To learn up-to-date tasks in such situations, Masked IRL uses the robot’s sensors to capture information about its surroundings. These components also record every movement as part of kinesthetic demonstration, a training approach in which a human physically moves the robot to perform a specific action. It’s a bit like being a physical therapist operating a machine and bending your joints in a specific direction to show the robot how to grab, move and place objects.
The MIT system then calls on LLM to compare this sequence of movements (called a trajectory) with the shortest possible path. The model also clarifies what may be unclear in the prompt by turning a request like “stay close” into “stay close to the table surface.” Using trajectory comparison and explained cues, the LLM begins to understand why the movements he has been trained in are vital to the task.
The second LLM then evaluates details of the environment, such as the location of obstacles and the shape of the robot’s target object. During this process, it “masks” (in other words, ignores) items that it considers irrelevant to the task at hand, giving each of them a rating of “1” (vital) or “0” (not very much). For example, whether or not the user was leaning on a table during the demonstration will have a value of “0”, meaning it doesn’t matter. Any detail that is considered a “1” is taken into account by the algorithm in the final action plan.
These masks gave Masked IRL a key advantage over comparable baselines in both 3D and real-world demonstrations by teaching the robot which information to prioritize. Thanks to the researchers’ system, both virtual and real robots were able to skillfully maneuver objects around obstacles, for example moving a coffee mug around a laptop to different places on the table. In these tasks, masked IRL correctly identified users’ preferences that they did not explicitly express in their prompts as much as 15 percent more often than comparable baselines.
During simulation experiments, CSAIL researchers also found that Masked IRL learned quickly. Understanding how to move the cup required fewer demonstrations than the base version. They also found that the robots performed better when the LLM explained the instructions, rather than forcing the machine to follow unclear requests.
This more focused approach also translated well to a real robotic arm executing commands the system didn’t see in the training phase. After being trained in 50 kinesthetic demonstrations, the robot carefully moved the cup toward the human, avoiding colliding with the user’s computer – an obstacle it learned to avoid by developing a more general “stay away” request. He also wiped the table while “staying close” and handed the user a bag of chips while “staying away” from both the man and the table.
Masked IRL senses and clarifies what users leave unsaid, but can soon “see” it too. CSAIL scientists plan to make their approach more energetic by equipping it with cameras that enable the robot to take photos of its surroundings. It could then highlight and focus on specific items nearby.
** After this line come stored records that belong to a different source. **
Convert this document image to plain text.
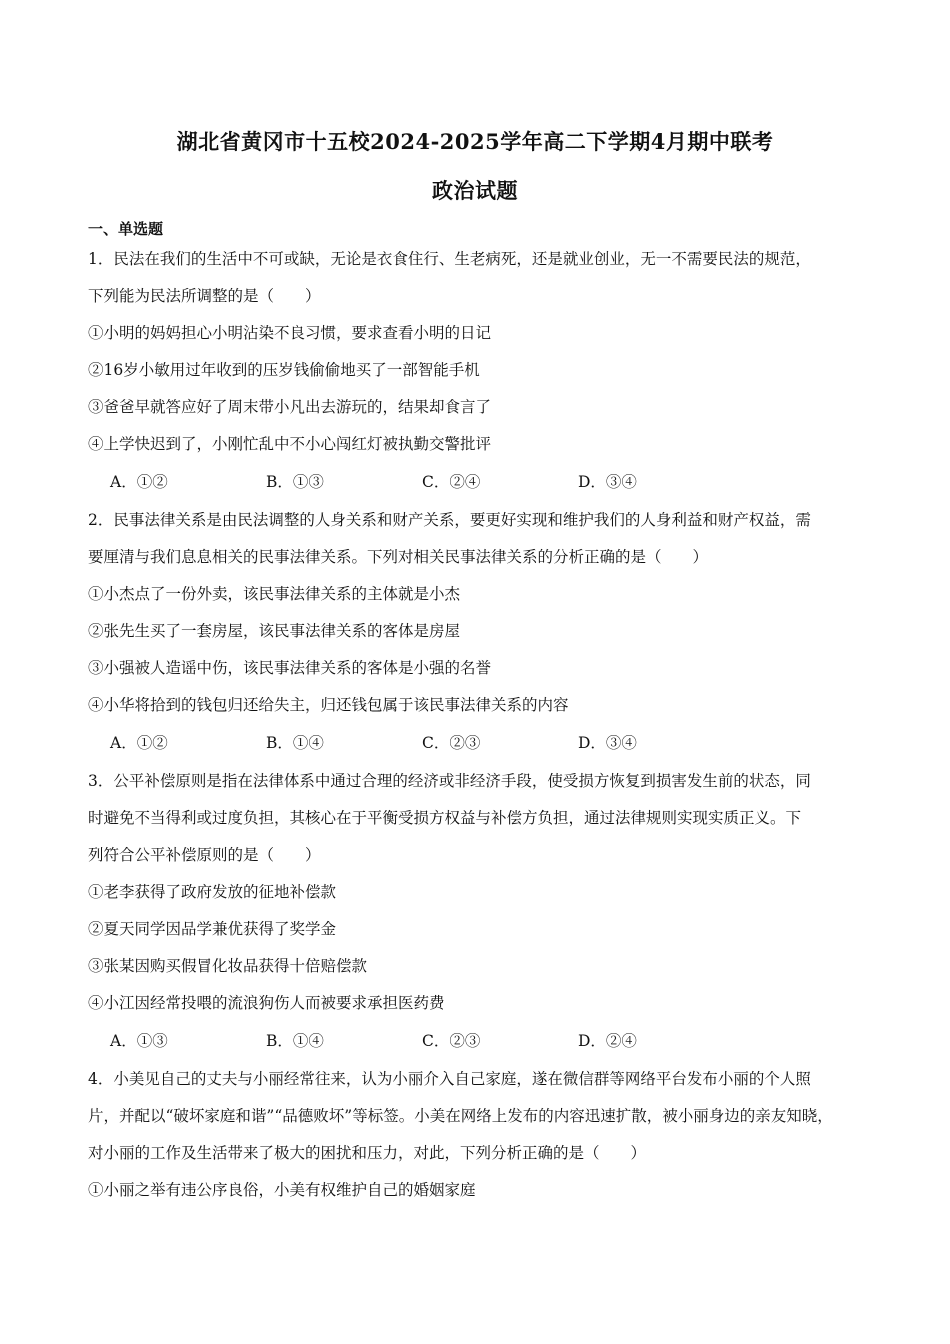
湖北省黄冈市十五校2024-2025学年高二下学期4月期中联考
政治试题
一、单选题
1．民法在我们的生活中不可或缺，无论是衣食住行、生老病死，还是就业创业，无一不需要民法的规范，
下列能为民法所调整的是（　　）
①小明的妈妈担心小明沾染不良习惯，要求查看小明的日记
②16岁小敏用过年收到的压岁钱偷偷地买了一部智能手机
③爸爸早就答应好了周末带小凡出去游玩的，结果却食言了
④上学快迟到了，小刚忙乱中不小心闯红灯被执勤交警批评
A．①②	B．①③	C．②④	D．③④
2．民事法律关系是由民法调整的人身关系和财产关系，要更好实现和维护我们的人身利益和财产权益，需
要厘清与我们息息相关的民事法律关系。下列对相关民事法律关系的分析正确的是（　　）
①小杰点了一份外卖，该民事法律关系的主体就是小杰
②张先生买了一套房屋，该民事法律关系的客体是房屋
③小强被人造谣中伤，该民事法律关系的客体是小强的名誉
④小华将拾到的钱包归还给失主，归还钱包属于该民事法律关系的内容
A．①②	B．①④	C．②③	D．③④
3．公平补偿原则是指在法律体系中通过合理的经济或非经济手段，使受损方恢复到损害发生前的状态，同
时避免不当得利或过度负担，其核心在于平衡受损方权益与补偿方负担，通过法律规则实现实质正义。下
列符合公平补偿原则的是（　　）
①老李获得了政府发放的征地补偿款
②夏天同学因品学兼优获得了奖学金
③张某因购买假冒化妆品获得十倍赔偿款
④小江因经常投喂的流浪狗伤人而被要求承担医药费
A．①③	B．①④	C．②③	D．②④
4．小美见自己的丈夫与小丽经常往来，认为小丽介入自己家庭，遂在微信群等网络平台发布小丽的个人照
片，并配以“破坏家庭和谐”“品德败坏”等标签。小美在网络上发布的内容迅速扩散，被小丽身边的亲友知晓，
对小丽的工作及生活带来了极大的困扰和压力，对此，下列分析正确的是（　　）
①小丽之举有违公序良俗，小美有权维护自己的婚姻家庭
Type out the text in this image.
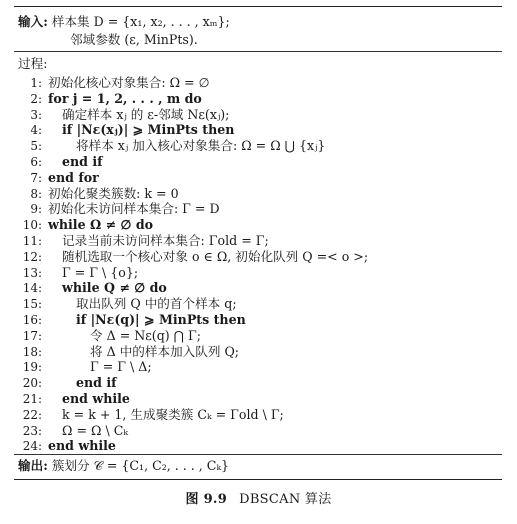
输入: 样本集 D = {x₁, x₂, . . . , xₘ};
邻域参数 (ε, MinPts).
过程:
1: 初始化核心对象集合: Ω = ∅
2: for j = 1, 2, . . . , m do
3: 确定样本 xⱼ 的 ε-邻域 Nε(xⱼ);
4: if |Nε(xⱼ)| ⩾ MinPts then
5:	将样本 xⱼ 加入核心对象集合: Ω = Ω ⋃ {xⱼ}
6: end if
7: end for
8: 初始化聚类簇数: k = 0
9: 初始化未访问样本集合: Γ = D
10: while Ω ≠ ∅ do
11: 记录当前未访问样本集合: Γold = Γ;
12: 随机选取一个核心对象 o ∈ Ω, 初始化队列 Q =< o >;
13: Γ = Γ \ {o};
14: while Q ≠ ∅ do
15:	取出队列 Q 中的首个样本 q;
16:	if |Nε(q)| ⩾ MinPts then
17:	令 Δ = Nε(q) ⋂ Γ;
18:	将 Δ 中的样本加入队列 Q;
19:	Γ = Γ \ Δ;
20:	end if
21: end while
22: k = k + 1, 生成聚类簇 Cₖ = Γold \ Γ;
23: Ω = Ω \ Cₖ
24: end while
输出: 簇划分 𝒞 = {C₁, C₂, . . . , Cₖ}
图 9.9 DBSCAN 算法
For example, if you ask the machine to pick up a toy, it may see some bananas nearby and ignore them before moving on to the target object.
Hwang wrote the paper with three CSAIL colleagues: graduate student Alexandra Forsey-Smerek ’20, SM ’22; postdoc Nathaniel Dennler; and MIT assistant professor Andreea Bobu, who is a member of the Department of Aeronautics and Astronautics and CSAIL. Their work was supported in part by the Tata Group through an MIT Generative AI Impact Consortium Award and the Department of Defense. They will present the project at the 2026 IEEE International Conference on Robotics and Automation in June.